It is hiding, creeping, and eating away at your biggest investment. It isn’t termites. It isn’t critters. It is water damage and dry rot.
Our Sacramento home inspections have found any home can be vulnerable to water leaks and flooding. Dealing with water damage can be expensive and sometimes affect your health.
Sometimes water damage is immediately visible, like when the roof leaks and the ceiling drips. But usually water damage builds up over time; and the organisms it carries are busy feeding on your wood and insulation.
The best defense is a good offense Because, once water enters your home, it can be difficult to remove.
Some common examples of damage from water intrusion our house inspectors see are:
– Improperly installed and maintained stucco.
– Blockages or improperly sealed joints in condensation drain pipes for HVAC systems
– Window shutters where screwed or nails penetrate exterior siding
– Trim around doors and windows
– Butt joints for wood siding or engineered wood siding
– Mounts, fasteners, and drilled holes caused by improper installation of satellite dishes, cable, and phone lines.
Look at these 5 maintenance tips to help keep your house dry and your foundation strong.
1. Caulking & Sealing. Everywhere something is installed or stuck to the exterior siding of your home, or penetrates your roof, is an opportunity for water intrusion and damage.
A vent. A chimney. A skylight. Or anything (trim, siding, shutters, equipment) that is nailed, screwed, on or butts up against another object, is an opportunity for water intrusion when moisture is present. Also, think about where the sprinklers hit the house, or when washing the car splashes water onto the house. These all create opportunities for water damage.
Every year, before the rainy season, you should be up on a ladder inspecting metal flashing for damage, clearing out debris, and looking at flexible seals (caulking, rubberized seals), for cracks or other damage.
Seal up those trim pieces and butt joints with a paintable silicon based caulking. Silicon caulking comes in many colors (or clear), and lasts for decades in harsh weather conditions. You get what you pay for, so pay a little more to get high quality caulking.
Good quality exterior primer and paint are important. In our experience as home inspectors, for our own projects we personally prefer Alkyd style paints as opposed latex / enamel paints. Alkyd paints flow well and stand up to abuse like oil based paints and primers. Alkyd paints can be thought of as a hybrid between oil-based and latex / enamel paints, with resins in it that dry durable and resistant to wear. Alkyd paints are available at your local hardware store, so just ask.
2. Clean your gutters. It might seem obvious, but most people forget about gutters. To properly work, gutters must be free of leaves, moss, nests and other debris. Clean your gutters regularly or they may could fill up and spill water over onto your eaves and fascia, down the sides and onto the foundation of your house instead of carrying water safely away.
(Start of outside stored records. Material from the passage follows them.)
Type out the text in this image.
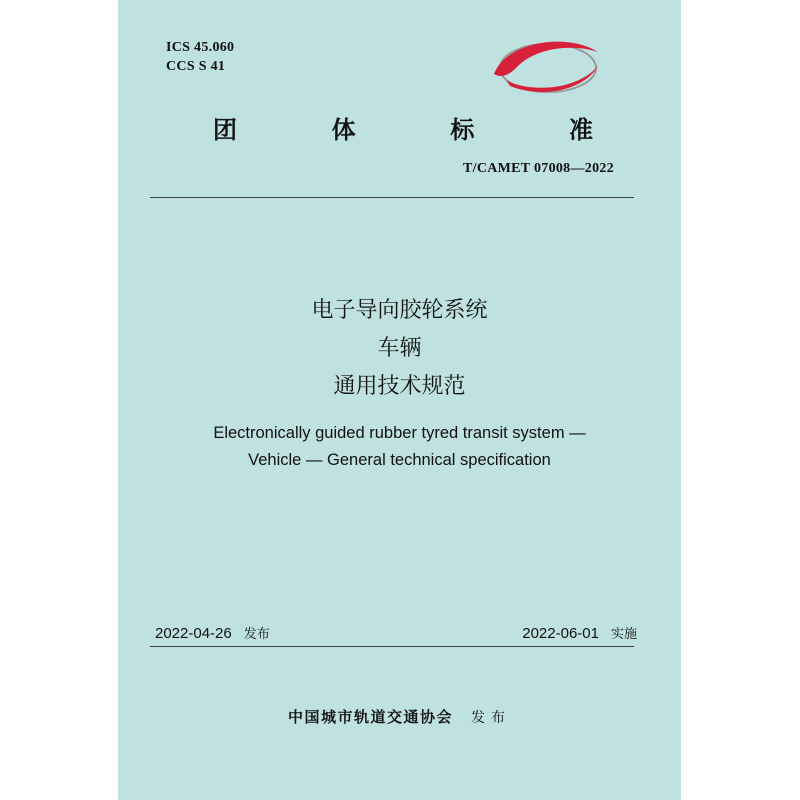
ICS 45.060
CCS S 41
团	体	标	准
T/CAMET 07008—2022
电子导向胶轮系统
车辆
通用技术规范
Electronically guided rubber tyred transit system —
Vehicle — General technical specification
2022-04-26 发布	2022-06-01 实施
中国城市轨道交通协会 发布
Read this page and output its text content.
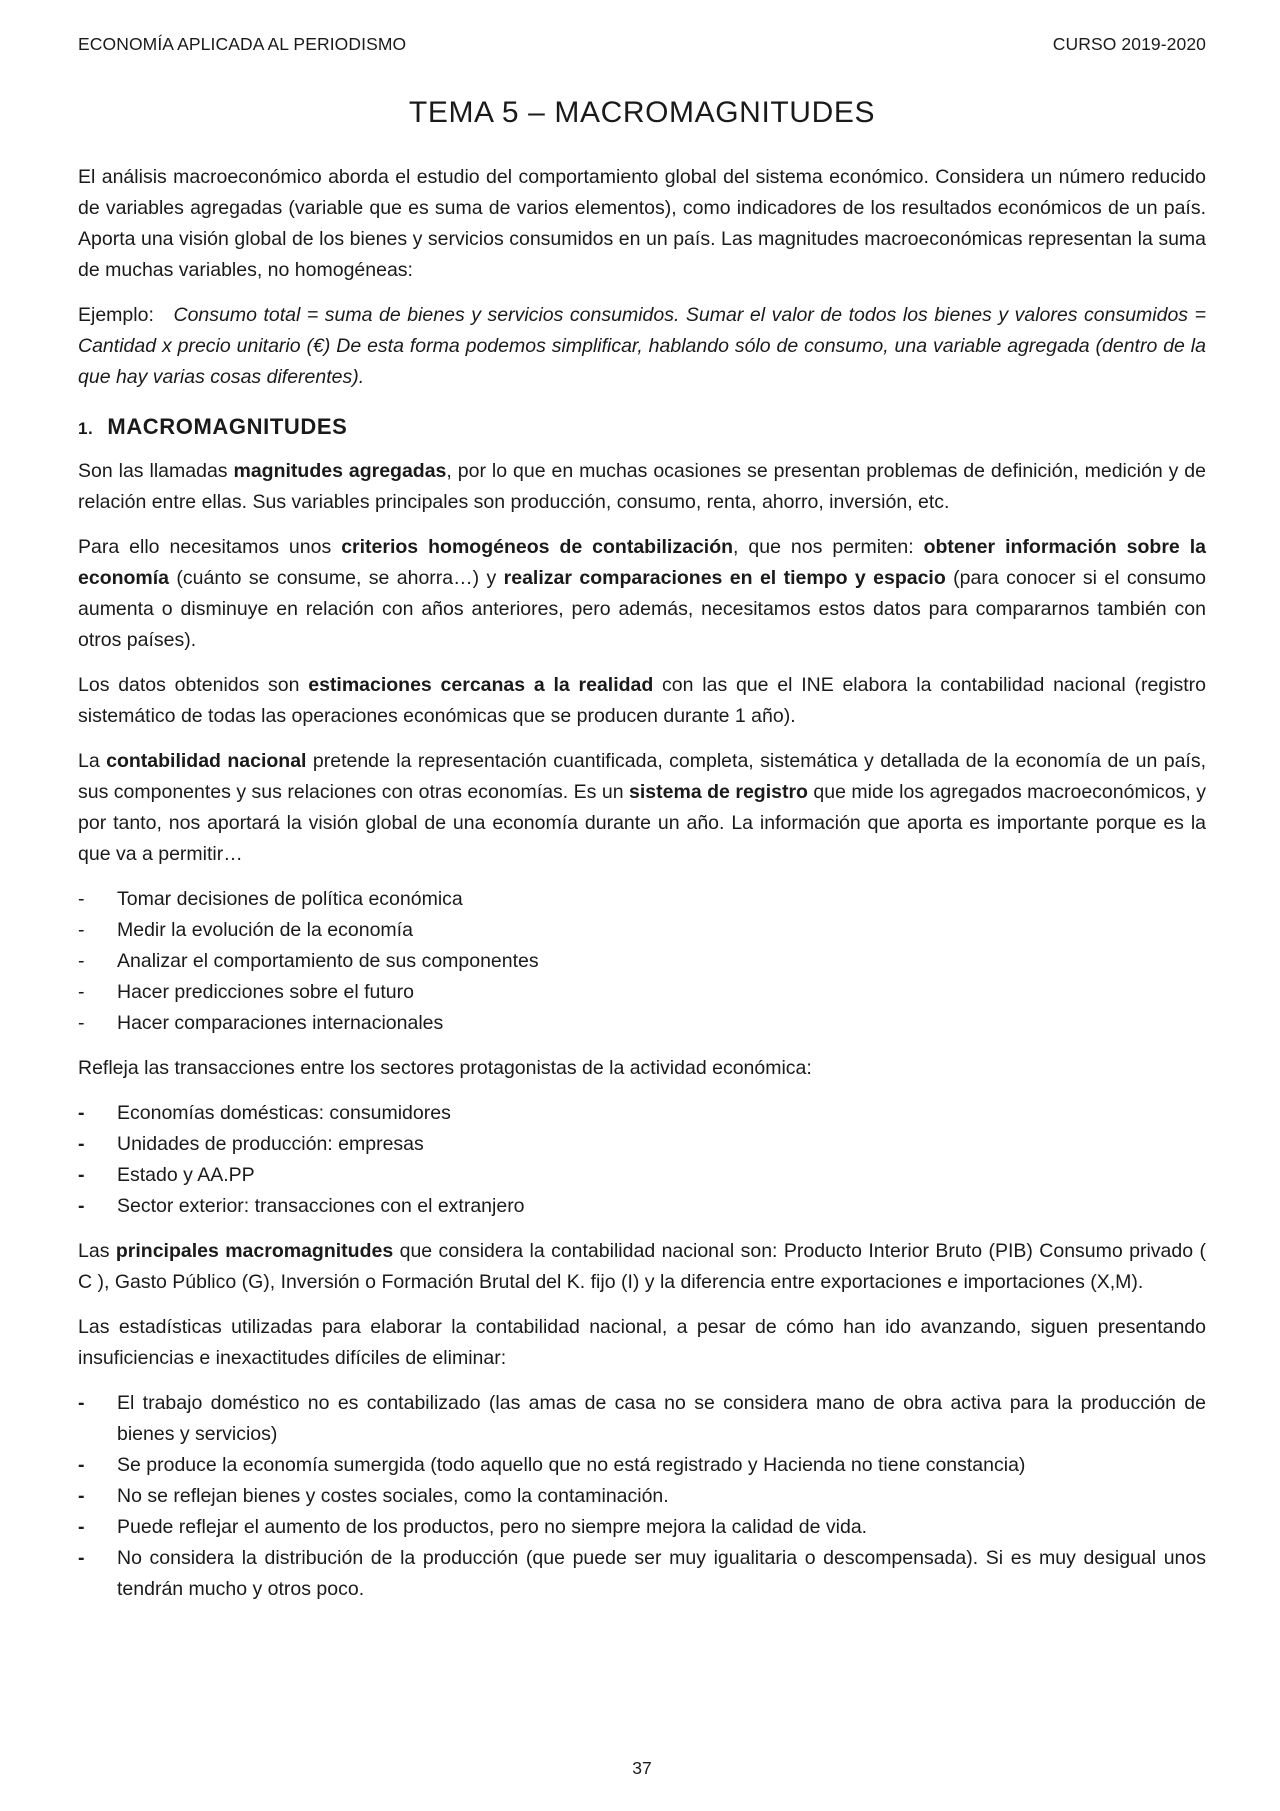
ECONOMÍA APLICADA AL PERIODISMO	CURSO 2019-2020
TEMA 5 – MACROMAGNITUDES

El análisis macroeconómico aborda el estudio del comportamiento global del sistema económico. Considera un número reducido de variables agregadas (variable que es suma de varios elementos), como indicadores de los resultados económicos de un país. Aporta una visión global de los bienes y servicios consumidos en un país. Las magnitudes macroeconómicas representan la suma de muchas variables, no homogéneas:

Ejemplo: Consumo total = suma de bienes y servicios consumidos. Sumar el valor de todos los bienes y valores consumidos = Cantidad x precio unitario (€) De esta forma podemos simplificar, hablando sólo de consumo, una variable agregada (dentro de la que hay varias cosas diferentes).

1. MACROMAGNITUDES

Son las llamadas magnitudes agregadas, por lo que en muchas ocasiones se presentan problemas de definición, medición y de relación entre ellas. Sus variables principales son producción, consumo, renta, ahorro, inversión, etc.

Para ello necesitamos unos criterios homogéneos de contabilización, que nos permiten: obtener información sobre la economía (cuánto se consume, se ahorra…) y realizar comparaciones en el tiempo y espacio (para conocer si el consumo aumenta o disminuye en relación con años anteriores, pero además, necesitamos estos datos para compararnos también con otros países).

Los datos obtenidos son estimaciones cercanas a la realidad con las que el INE elabora la contabilidad nacional (registro sistemático de todas las operaciones económicas que se producen durante 1 año).

La contabilidad nacional pretende la representación cuantificada, completa, sistemática y detallada de la economía de un país, sus componentes y sus relaciones con otras economías. Es un sistema de registro que mide los agregados macroeconómicos, y por tanto, nos aportará la visión global de una economía durante un año. La información que aporta es importante porque es la que va a permitir…

- Tomar decisiones de política económica
- Medir la evolución de la economía
- Analizar el comportamiento de sus componentes
- Hacer predicciones sobre el futuro
- Hacer comparaciones internacionales

Refleja las transacciones entre los sectores protagonistas de la actividad económica:

- Economías domésticas: consumidores
- Unidades de producción: empresas
- Estado y AA.PP
- Sector exterior: transacciones con el extranjero

Las principales macromagnitudes que considera la contabilidad nacional son: Producto Interior Bruto (PIB) Consumo privado ( C ), Gasto Público (G), Inversión o Formación Brutal del K. fijo (I) y la diferencia entre exportaciones e importaciones (X,M).

Las estadísticas utilizadas para elaborar la contabilidad nacional, a pesar de cómo han ido avanzando, siguen presentando insuficiencias e inexactitudes difíciles de eliminar:

- El trabajo doméstico no es contabilizado (las amas de casa no se considera mano de obra activa para la producción de bienes y servicios)
- Se produce la economía sumergida (todo aquello que no está registrado y Hacienda no tiene constancia)
- No se reflejan bienes y costes sociales, como la contaminación.
- Puede reflejar el aumento de los productos, pero no siempre mejora la calidad de vida.
- No considera la distribución de la producción (que puede ser muy igualitaria o descompensada). Si es muy desigual unos tendrán mucho y otros poco.
37
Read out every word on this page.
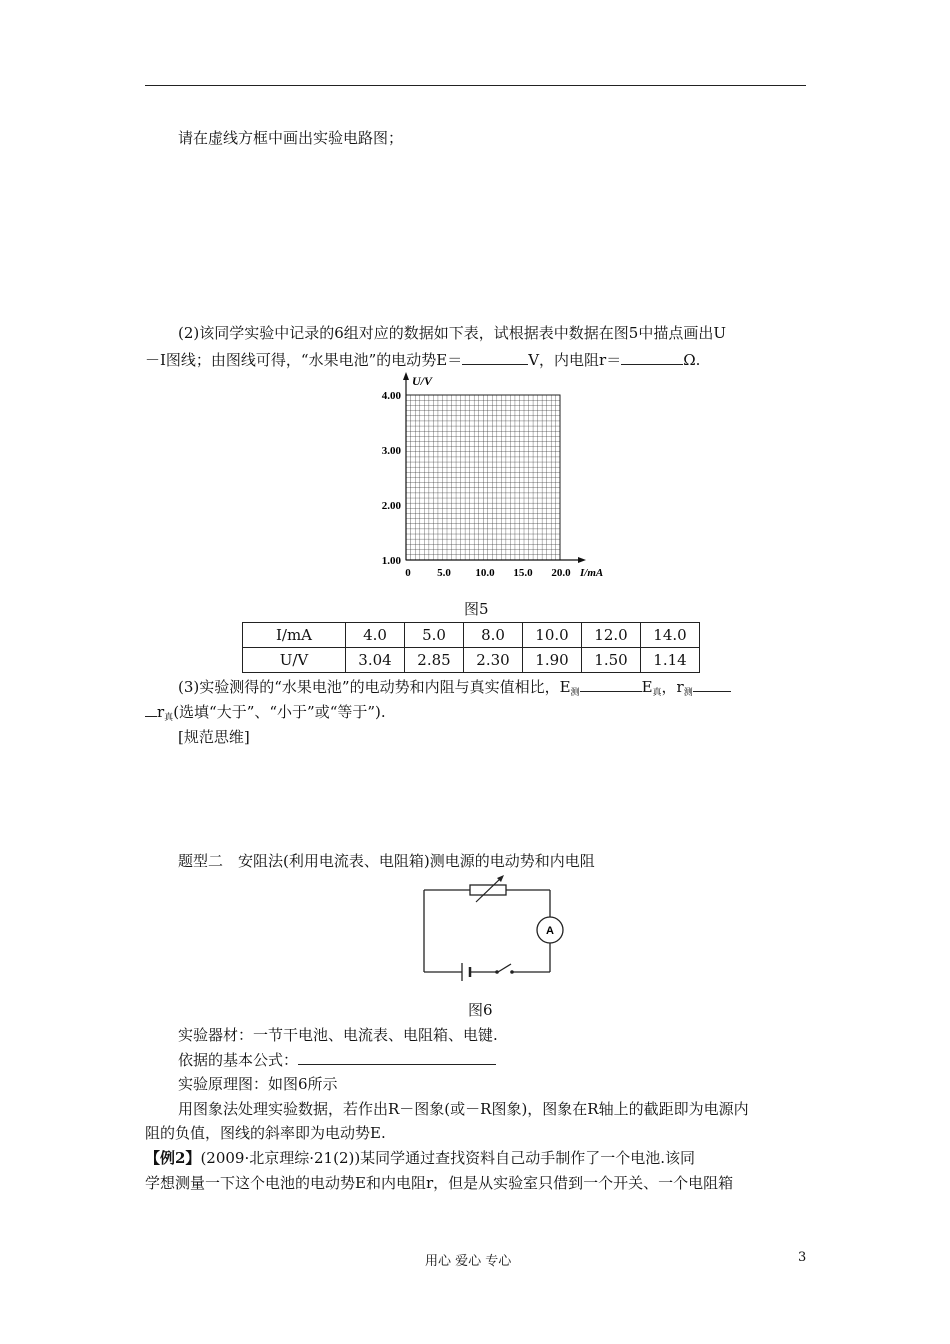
请在虚线方框中画出实验电路图；
(2)该同学实验中记录的6组对应的数据如下表，试根据表中数据在图5中描点画出U
－I图线；由图线可得，“水果电池”的电动势E＝	V，内电阻r＝	Ω.
U/V
4.00
3.00
2.00
1.00
0 5.0 10.0 15.0 20.0 I/mA
图5
I/mA	4.0	5.0	8.0	10.0	12.0	14.0
U/V	3.04	2.85	2.30	1.90	1.50	1.14
(3)实验测得的“水果电池”的电动势和内阻与真实值相比，$E_测$	$E_真$，$r_测$
$r_真$(选填“大于”、“小于”或“等于”).
[规范思维]
题型二　安阻法(利用电流表、电阻箱)测电源的电动势和内电阻
A
图6
实验器材：一节干电池、电流表、电阻箱、电键.
依据的基本公式：
实验原理图：如图6所示
用图象法处理实验数据，若作出R－图象(或－R图象)，图象在R轴上的截距即为电源内
阻的负值，图线的斜率即为电动势E.
【例2】(2009·北京理综·21(2))某同学通过查找资料自己动手制作了一个电池.该同
学想测量一下这个电池的电动势E和内电阻r，但是从实验室只借到一个开关、一个电阻箱
用心 爱心 专心	3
3. Watch for signs of a leak. Sometimes pipes are stresses and joints spring a leak, or pipes decay and start dripping. Did you know that cast iron drain /waste pipes in all homes 50+ years old are now past their service life, and may be leaking gray or brown water beneath your home?
Mold and termites seek out moist environments. Identifying and promptly repairing potential water leaks, paying attention to any upticks in your water bill, listening for dripping sounds, and occasionally looking under your home at the plumbing, are well worth the effort. Look for physical signs of trouble, like dark spots around pipes, edges of your windows, or ceiling stains.
You might also invest in a smart water leak sensor to detect hidden leaks and alert you when there’s an issue.
4. Avoid chemical drain cleaners. Most homes have some form of metal drain pipe system (cash iron, galvanized steel). Strong chemicals can erode your pipes and cause leaks. Drain snakes are inexpensive, and easy to use. They are effective, and better for your health and the environment.
5. Insulate your pipes. Water expands when it freezes, sometimes bursting pipes. But there are ways to avoid bursting pipes. If you leave faucets dripping to give the water a place to go, or cover outdoor spigots with foam shields, be sure to take action before freezing weather hits.
Lastly, check your homeowners insurance. In addition to these preventive actions, make sure you know what your policy covers in the event you do have to file a claim.